Third time, lucky, perhaps? The first time I encountered Frank Herbert's Dune was at the tender age of about 14 or so. Back then I managed a page or two before I gave up in disgust. About a decade later I gave it another shot. It is, I'm told, one of those legendary novels You Just Absolutely Have to Read Before You Die, right? Wrong. At age 24 I gave up after the first two chapters. Why? I was bored. The writing was dense, the characters unbelievable. Bear in mind I'd just read John Fowles's The Magus, so it wasn't because I was stoopid or incapable of reading anything of substance.
Okay, almost another decade later, I've tried again. I picked up a copy of Dune at the Donkey Sanctuary's annual booksale in McGregor for the bargain price of R10. It's the copy that must have come out shortly after the very successful David Lynch movie version of the book. Yes, the one with Sting in the skimpy blue plastic undies fame.
So the book sat on my TBR pile for a while then I finally gave a deep sigh and picked it up about a month ago.
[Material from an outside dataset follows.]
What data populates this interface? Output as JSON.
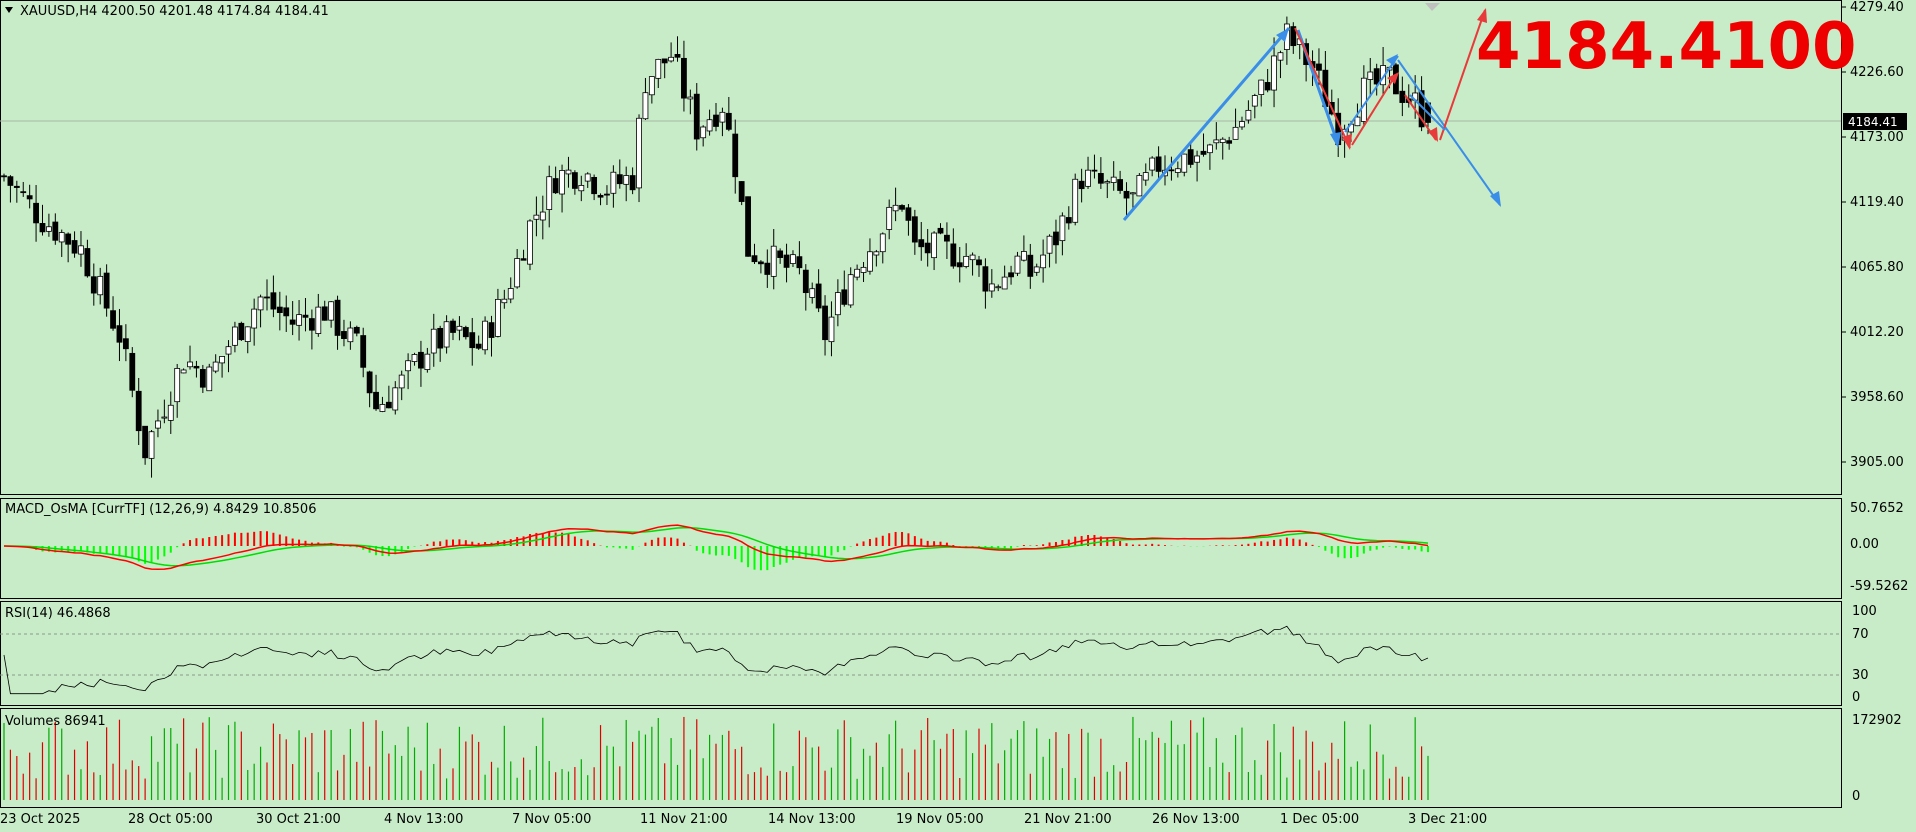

And I'm glad to say I finished it yesterday. Did I like it? Yes. But there was a lot I didn't like.
For one, Frank Herbert writes like a journalist, and although peeps like Terry Pratchett can get away with the omniscient third-person POV, Frank Herbert's shifting from one POV to the other just got my hackles up. Granted, about a third of the way into the book I was too tired to argue. I just went along with the flow but I still shudder when considering all those young, impressionable authors who'll try to follow suit and think this editor will put up with it when she encounters their paltry efforts.
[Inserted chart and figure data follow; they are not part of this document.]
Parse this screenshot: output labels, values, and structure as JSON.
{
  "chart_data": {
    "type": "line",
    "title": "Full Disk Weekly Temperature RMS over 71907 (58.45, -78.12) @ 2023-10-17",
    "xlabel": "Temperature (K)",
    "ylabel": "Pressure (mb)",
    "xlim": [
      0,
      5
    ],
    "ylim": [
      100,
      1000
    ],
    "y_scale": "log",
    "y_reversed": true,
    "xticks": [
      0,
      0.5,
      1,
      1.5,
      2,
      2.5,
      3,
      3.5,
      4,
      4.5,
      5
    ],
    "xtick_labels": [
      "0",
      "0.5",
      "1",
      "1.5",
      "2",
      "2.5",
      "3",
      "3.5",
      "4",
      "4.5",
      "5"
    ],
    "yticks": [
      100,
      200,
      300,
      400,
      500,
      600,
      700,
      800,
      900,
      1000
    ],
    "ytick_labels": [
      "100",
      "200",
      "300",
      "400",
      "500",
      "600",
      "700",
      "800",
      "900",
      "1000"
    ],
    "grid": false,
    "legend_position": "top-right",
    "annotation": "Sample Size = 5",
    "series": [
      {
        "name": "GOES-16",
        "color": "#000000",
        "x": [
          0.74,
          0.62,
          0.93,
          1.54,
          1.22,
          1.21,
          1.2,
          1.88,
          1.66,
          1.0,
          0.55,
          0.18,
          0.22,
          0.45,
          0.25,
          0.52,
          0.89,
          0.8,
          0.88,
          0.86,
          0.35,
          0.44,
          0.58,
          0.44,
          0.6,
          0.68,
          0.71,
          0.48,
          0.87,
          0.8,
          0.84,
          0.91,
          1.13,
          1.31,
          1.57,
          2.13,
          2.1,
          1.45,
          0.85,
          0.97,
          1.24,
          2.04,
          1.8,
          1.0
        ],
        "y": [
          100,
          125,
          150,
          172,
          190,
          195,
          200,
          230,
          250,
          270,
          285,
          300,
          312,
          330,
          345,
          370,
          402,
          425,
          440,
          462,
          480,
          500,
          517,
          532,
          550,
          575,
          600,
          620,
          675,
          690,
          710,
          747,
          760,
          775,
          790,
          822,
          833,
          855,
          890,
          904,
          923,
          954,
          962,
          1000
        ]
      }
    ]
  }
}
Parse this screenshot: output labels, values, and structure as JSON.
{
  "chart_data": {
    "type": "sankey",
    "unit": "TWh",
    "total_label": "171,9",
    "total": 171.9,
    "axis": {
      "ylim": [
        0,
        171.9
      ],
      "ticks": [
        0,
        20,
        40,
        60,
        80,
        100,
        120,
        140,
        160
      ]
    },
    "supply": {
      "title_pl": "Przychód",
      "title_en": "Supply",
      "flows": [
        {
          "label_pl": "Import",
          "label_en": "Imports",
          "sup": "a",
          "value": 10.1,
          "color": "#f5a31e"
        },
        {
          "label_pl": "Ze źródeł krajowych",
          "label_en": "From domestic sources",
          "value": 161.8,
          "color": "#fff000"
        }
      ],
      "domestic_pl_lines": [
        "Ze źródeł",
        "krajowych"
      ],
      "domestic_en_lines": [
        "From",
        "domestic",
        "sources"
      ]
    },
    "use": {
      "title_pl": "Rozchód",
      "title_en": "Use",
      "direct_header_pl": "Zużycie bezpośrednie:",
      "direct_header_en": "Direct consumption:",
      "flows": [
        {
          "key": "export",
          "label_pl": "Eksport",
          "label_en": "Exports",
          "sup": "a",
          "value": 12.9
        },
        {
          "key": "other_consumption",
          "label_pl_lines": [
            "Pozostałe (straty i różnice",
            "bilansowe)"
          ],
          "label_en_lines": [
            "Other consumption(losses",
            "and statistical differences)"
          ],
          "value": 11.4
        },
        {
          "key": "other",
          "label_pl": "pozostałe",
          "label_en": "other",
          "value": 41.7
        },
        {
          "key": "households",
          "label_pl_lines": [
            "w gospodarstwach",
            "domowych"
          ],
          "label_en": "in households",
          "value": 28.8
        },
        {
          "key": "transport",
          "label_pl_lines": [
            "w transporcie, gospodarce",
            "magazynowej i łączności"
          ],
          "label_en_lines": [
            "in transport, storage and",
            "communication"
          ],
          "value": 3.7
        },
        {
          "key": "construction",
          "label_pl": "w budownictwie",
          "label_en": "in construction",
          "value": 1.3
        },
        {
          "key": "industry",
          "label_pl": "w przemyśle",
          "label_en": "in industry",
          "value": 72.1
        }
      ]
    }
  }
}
I laugh when I recall my friend HJ's opinion on Herbert's writing: "It's dishwater." This is from a man who writes propaganda for a living.
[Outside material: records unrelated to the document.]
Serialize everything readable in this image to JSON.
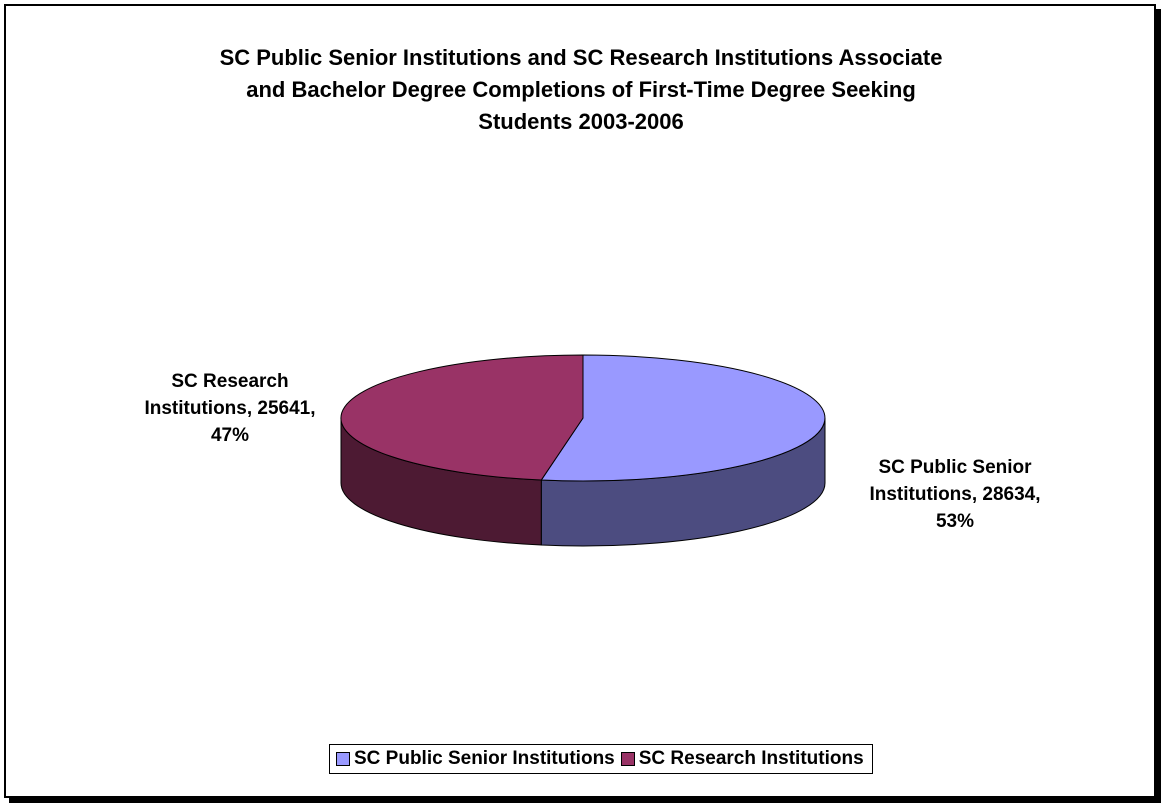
{
  "chart_data": {
    "type": "pie",
    "title": "SC Public Senior Institutions and SC Research Institutions Associate and Bachelor Degree Completions of First-Time Degree Seeking Students 2003-2006",
    "title_lines": [
      "SC Public Senior Institutions and SC Research Institutions Associate",
      "and Bachelor Degree Completions of First-Time Degree Seeking",
      "Students 2003-2006"
    ],
    "style": "3d",
    "legend_position": "bottom",
    "slices": [
      {
        "name": "SC Public Senior Institutions",
        "value": 28634,
        "percent": 53,
        "color": "#9999ff",
        "side_color": "#4c4c80",
        "label_lines": [
          "SC Public Senior",
          "Institutions, 28634,",
          "53%"
        ]
      },
      {
        "name": "SC Research Institutions",
        "value": 25641,
        "percent": 47,
        "color": "#993366",
        "side_color": "#4d1a33",
        "label_lines": [
          "SC Research",
          "Institutions, 25641,",
          "47%"
        ]
      }
    ]
  }
}
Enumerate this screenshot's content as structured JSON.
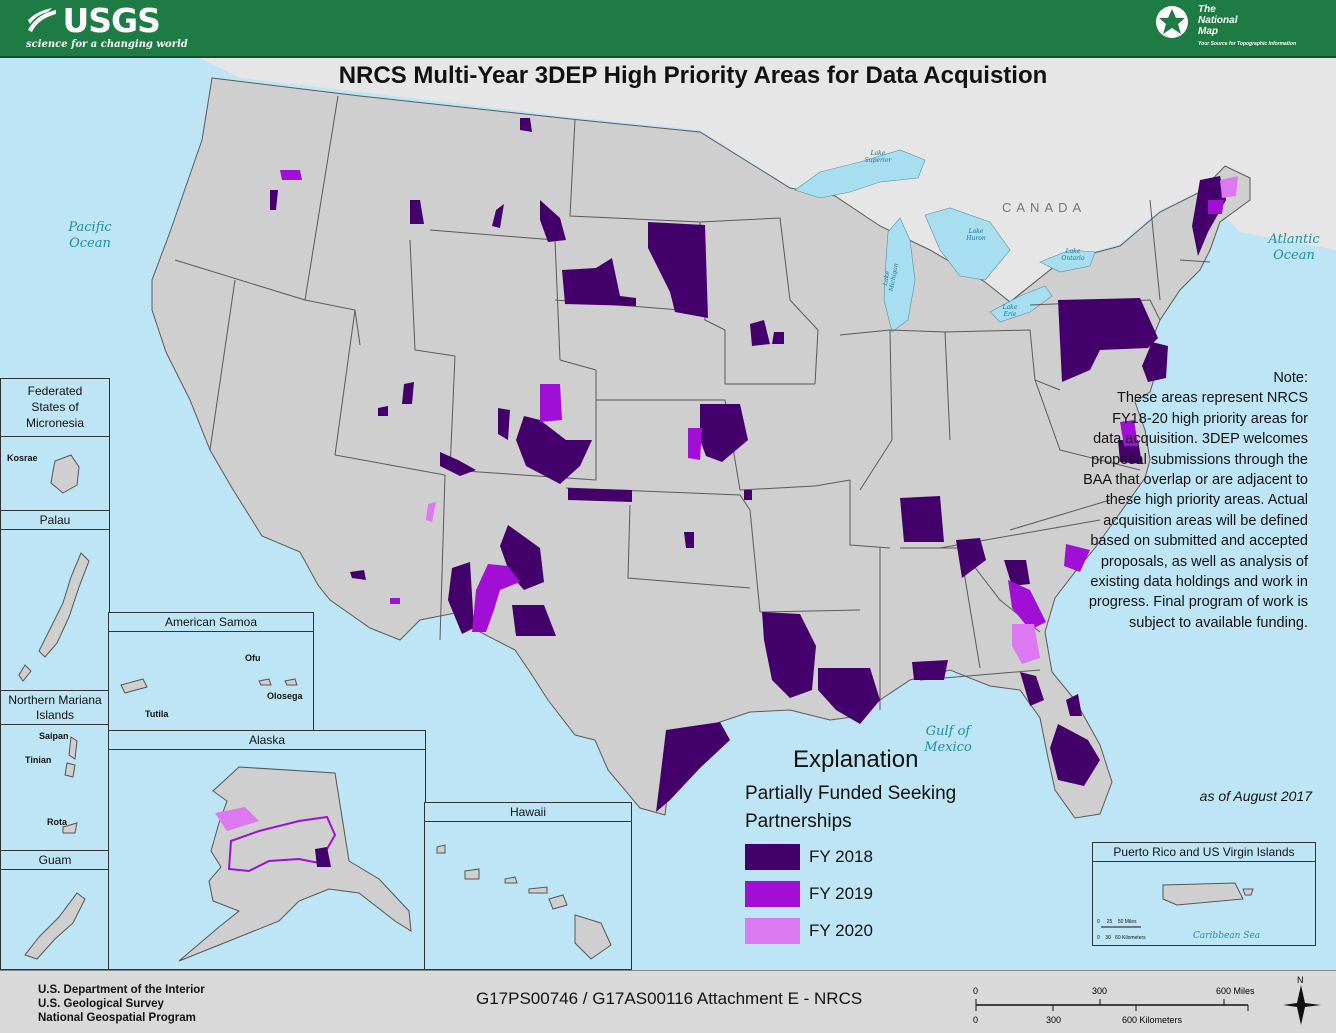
{
  "header": {
    "usgs_word": "USGS",
    "usgs_tagline": "science for a changing world",
    "tnm_line1": "The",
    "tnm_line2": "National",
    "tnm_line3": "Map",
    "tnm_tagline": "Your Source for Topographic Information"
  },
  "title": "NRCS Multi-Year 3DEP High Priority Areas for Data Acquistion",
  "labels": {
    "pacific_1": "Pacific",
    "pacific_2": "Ocean",
    "atlantic_1": "Atlantic",
    "atlantic_2": "Ocean",
    "gulf_1": "Gulf of",
    "gulf_2": "Mexico",
    "canada": "CANADA",
    "caribbean": "Caribbean Sea",
    "lake_superior_1": "Lake",
    "lake_superior_2": "Superior",
    "lake_michigan": "Lake Michigan",
    "lake_huron_1": "Lake",
    "lake_huron_2": "Huron",
    "lake_ontario_1": "Lake",
    "lake_ontario_2": "Ontario",
    "lake_erie_1": "Lake",
    "lake_erie_2": "Erie"
  },
  "insets": {
    "micronesia": {
      "title_1": "Federated",
      "title_2": "States of",
      "title_3": "Micronesia",
      "island": "Kosrae"
    },
    "palau": {
      "title": "Palau"
    },
    "nmi": {
      "title_1": "Northern Mariana",
      "title_2": "Islands",
      "islands": [
        "Saipan",
        "Tinian",
        "Rota"
      ]
    },
    "guam": {
      "title": "Guam"
    },
    "samoa": {
      "title": "American Samoa",
      "islands": [
        "Ofu",
        "Olosega",
        "Tutila"
      ]
    },
    "alaska": {
      "title": "Alaska"
    },
    "hawaii": {
      "title": "Hawaii"
    },
    "puerto_rico": {
      "title": "Puerto Rico and US Virgin Islands",
      "scale_miles": [
        "0",
        "25",
        "50 Miles"
      ],
      "scale_km": [
        "0",
        "30",
        "60 Kilometers"
      ]
    }
  },
  "note": {
    "heading": "Note:",
    "body": "These areas represent NRCS FY18-20 high priority areas for data acquisition. 3DEP welcomes proposal submissions through the BAA that overlap or are adjacent to these high priority areas.  Actual acquisition areas will be defined based on submitted and accepted proposals, as well as analysis of existing data holdings and work in progress. Final program of work is subject to available funding.",
    "as_of": "as of August 2017"
  },
  "legend": {
    "title": "Explanation",
    "subtitle_1": "Partially Funded Seeking",
    "subtitle_2": "Partnerships",
    "items": [
      {
        "label": "FY 2018",
        "color": "#44006a"
      },
      {
        "label": "FY 2019",
        "color": "#a10fd6"
      },
      {
        "label": "FY 2020",
        "color": "#dc78f0"
      }
    ]
  },
  "colors": {
    "land": "#cfcfcf",
    "water": "#bde5f6",
    "lake": "#a7dff1",
    "state_line": "#5a5a5a",
    "canada_land": "#e6e6e6",
    "header_green": "#1e7b43"
  },
  "footer": {
    "dept_1": "U.S. Department of the Interior",
    "dept_2": "U.S. Geological Survey",
    "dept_3": "National Geospatial Program",
    "grant": "G17PS00746 / G17AS00116 Attachment E - NRCS",
    "scale_miles": [
      "0",
      "300",
      "600 Miles"
    ],
    "scale_km": [
      "0",
      "300",
      "600 Kilometers"
    ],
    "north": "N"
  }
}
I finished the book without caring for any of the characters. Granted, I found the environment interesting and the political posturing mildly entertaining... and I get that Herbert's putting forward a lot of "deep philosophical and environmental stuff" (insert trademark) but as a work of fiction, I feel Dune takes itself far to seriously.
Or maybe I'm innately corrupted by the fact that I like editing novels where I know my readers will be a) entertained, b) enjoy a bit of escapism and c) care about what happens to the characters.
Did I learn stuff? Yes. I appreciate the magnitude of Herbert's scope but if he were to have written this now, he would have found it all but impossible to find a publisher. This may have been a ground-breaking novel for its time but the style of the writing has dated, and not well.
Will I read the others? Perhaps, once the scars have healed.
Okay, okay, I can already feel the rotten vegetables aimed in my direction. I'll back down. I kind of enjoyed Dune, just not as much as I'd prefer to have the next Jacqueline Carey 900-page doorstopper land on my lap.